Hölle unter Null Grad
Die sind vielleicht noch nicht lahmgelegt.«
»Sie sind es, verlaß dich drauf. Wenn ich das hier sehe, gibt’s gar keine andere Möglichkeit. Der Erreger ist garantiert mit den aufsteigenden Warmluftmassen nach oben vorgedrungen. Gib den Befehl! Den Leuten, muß schleunigst geholfen werden. Sie sollen nicht unnötig lange leiden müssen.«
»Noch fünfundvierzig Minuten«, beharrte ich, »eher greift niemand an! Wenn die Leute da oben noch klar sind, können sie alles sprengen. Hier liegt mehr Plutonium, als wir uns vorstellen können. Freie Neutronen sind auch genügend vorhanden. Wenn es irgendwie zur Bildung einer kritischen Masse kommt, spielen wir Vulkanausbruch. Ohne mich!«
»Aber …!«
»Das war ein Befehl, Leutnant Utan«, unterbrach ich ihn.
Hannibal verstummte. Dann aber entwickelten sich die Dinge doch schneller, als ich erhofft hatte.
Dicht vor uns, vielleicht acht Meter entfernt, kam ein schwerer Elektro-Lastwagen aus dem großen Haupttunnel geschossen. Auf der offenen Pritsche kauerten mindestens zwanzig Männer verschiedener Völkerschaften. Diese Männer waren noch gesund.
Ich erkannte den kraftvollen Südchinesen, der uns vor einiger Zeit nach oben geleitet hatte. Er schien der Anführer des hochqualifizierten Spezialtrupps zu sein. Die Maschinenkarabiner der Männer redeten eine deutliche Sprache.
Hannibal fluchte unbeherrscht. In meinem Gehirn überstürzten sich die Gedanken. Weshalb zeigten sie noch keine Symptome? Was war da geschehen?
Hannibal riß plötzlich seine langläufige Waffe hoch. Ich konnte ihm gerade noch rechtzeitig auf das Handgelenk schlagen.

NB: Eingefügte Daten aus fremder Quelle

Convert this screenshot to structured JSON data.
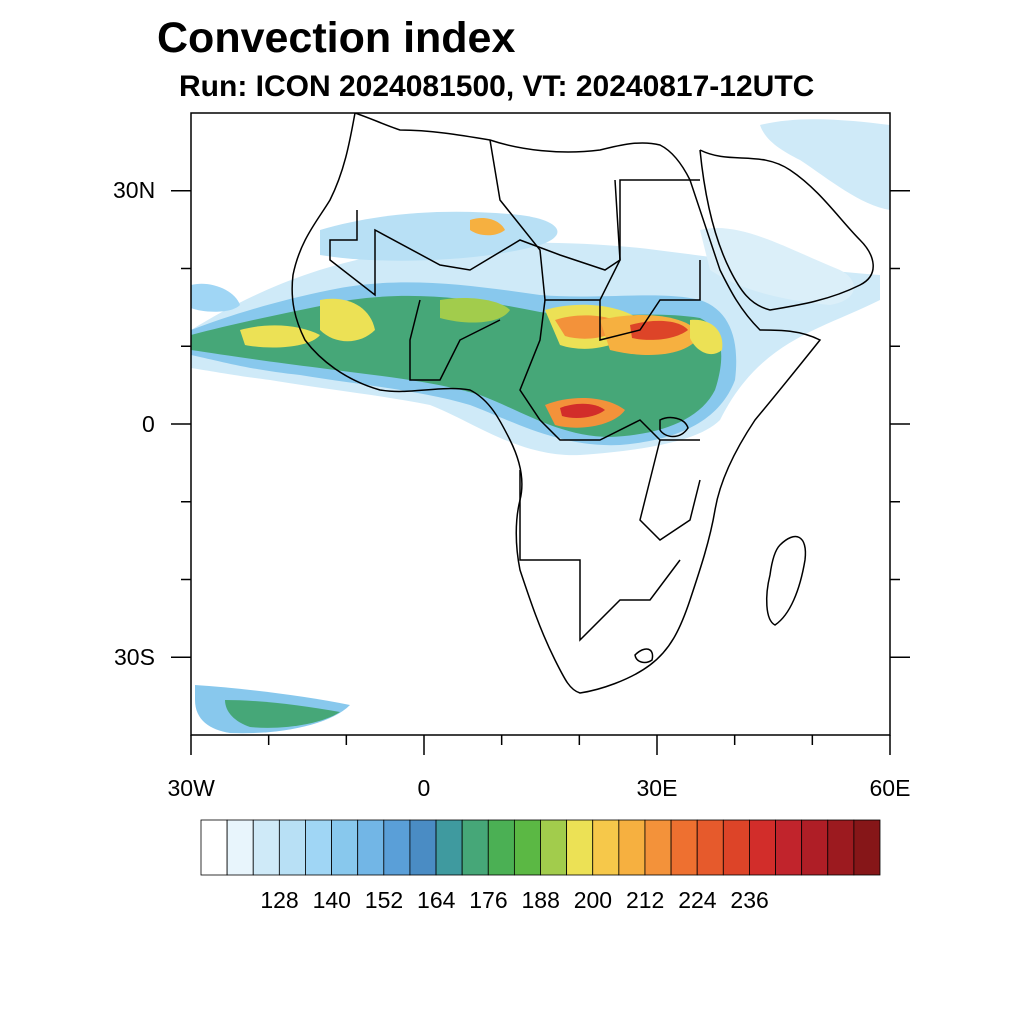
{
  "title": "Convection index",
  "subtitle": "Run: ICON 2024081500,  VT: 20240817-12UTC",
  "map": {
    "region": "Africa",
    "lon_range": [
      -30,
      60
    ],
    "lat_range": [
      -40,
      40
    ],
    "x_ticks": [
      {
        "value": -30,
        "label": "30W"
      },
      {
        "value": 0,
        "label": "0"
      },
      {
        "value": 30,
        "label": "30E"
      },
      {
        "value": 60,
        "label": "60E"
      }
    ],
    "y_ticks": [
      {
        "value": 30,
        "label": "30N"
      },
      {
        "value": 0,
        "label": "0"
      },
      {
        "value": -30,
        "label": "30S"
      }
    ],
    "minor_x_ticks": [
      -20,
      -10,
      10,
      20,
      40,
      50
    ],
    "minor_y_ticks": [
      20,
      10,
      -10,
      -20
    ]
  },
  "colorbar": {
    "colors": [
      "#ffffff",
      "#e8f5fc",
      "#cfeaf8",
      "#b8e0f5",
      "#a0d6f5",
      "#88c8ed",
      "#72b6e6",
      "#5a9fd8",
      "#4a8cc4",
      "#3f9a9f",
      "#46a778",
      "#4bb054",
      "#5bb844",
      "#a2cc4c",
      "#ece155",
      "#f6c84a",
      "#f6b040",
      "#f3923a",
      "#ee7030",
      "#e65a2c",
      "#dd4428",
      "#d22d2a",
      "#c1242c",
      "#af1e26",
      "#9c1a1f",
      "#861618"
    ],
    "labels": [
      "128",
      "140",
      "152",
      "164",
      "176",
      "188",
      "200",
      "212",
      "224",
      "236"
    ]
  }
}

»Bist du wahnsinnig?« schrie ich ihm ins Ohr. »Ich will sehen, wie die Männer reagieren. Bis sie unseren Bau durchsucht haben und von dort zurückkommen, vergehen mindestens zwanzig Minuten. In der Zeit kann auch bei ihnen die Wirkung eintreten. Wenn nur einer zu taumeln beginnt, ist es sicher, daß es oben auch so sein muß. Sie sind nämlich von dort gekommen! Abwarten und in Deckung bleiben. Manzo, gib einen Lagebericht durch. TS-19 soll mit dem Angriff warten, bis ich ›Eisbär‹ befehle.«
Der Mutant begann sofort mit seiner Arbeit. Wir sahen dem Wagen nach, der ziemlich rücksichtslos durch die Straßen gefahren wurde. Ich sah, daß der Chinese in ein Funksprechgerät sprach. Diese Beobachtung ließ mich noch vorsichtiger werden.
Der E-Wagen verschwand hinter einem flachen Bauwerk. Als er wieder sichtbar wurde, jagte er durch die Wohnsiedlung.
Undeutlich konnte ich sehen, daß die Wachen vor unserem Quartier von der Pritsche sprangen und mit schußbereiten Maschinenwaffen im Eingang verschwanden.
Hannibal sah mich bezeichnend an.
»Diesmal hast du den richtigen Riecher gehabt. Die können in dem Chaos lange suchen.«
So war es auch. Nach etwa zehn Minuten tauchten sie wieder auf. Sie suchten zu Fuß die nähere Umgebung ab, bis sie schließlich zusammengerufen wurden.
»Da …!« schrie der Zwerg.
Ich sah ihn auch!
Nein – ich sah schon zwei Leute, die plötzlich die Hände an die Schläfen preßten und zu taumeln begannen. Nach wenigen Augenblicken waren es schon fünf Männer. Wenn der Erreger erst wirksam wurde, tat er dies schlagartig.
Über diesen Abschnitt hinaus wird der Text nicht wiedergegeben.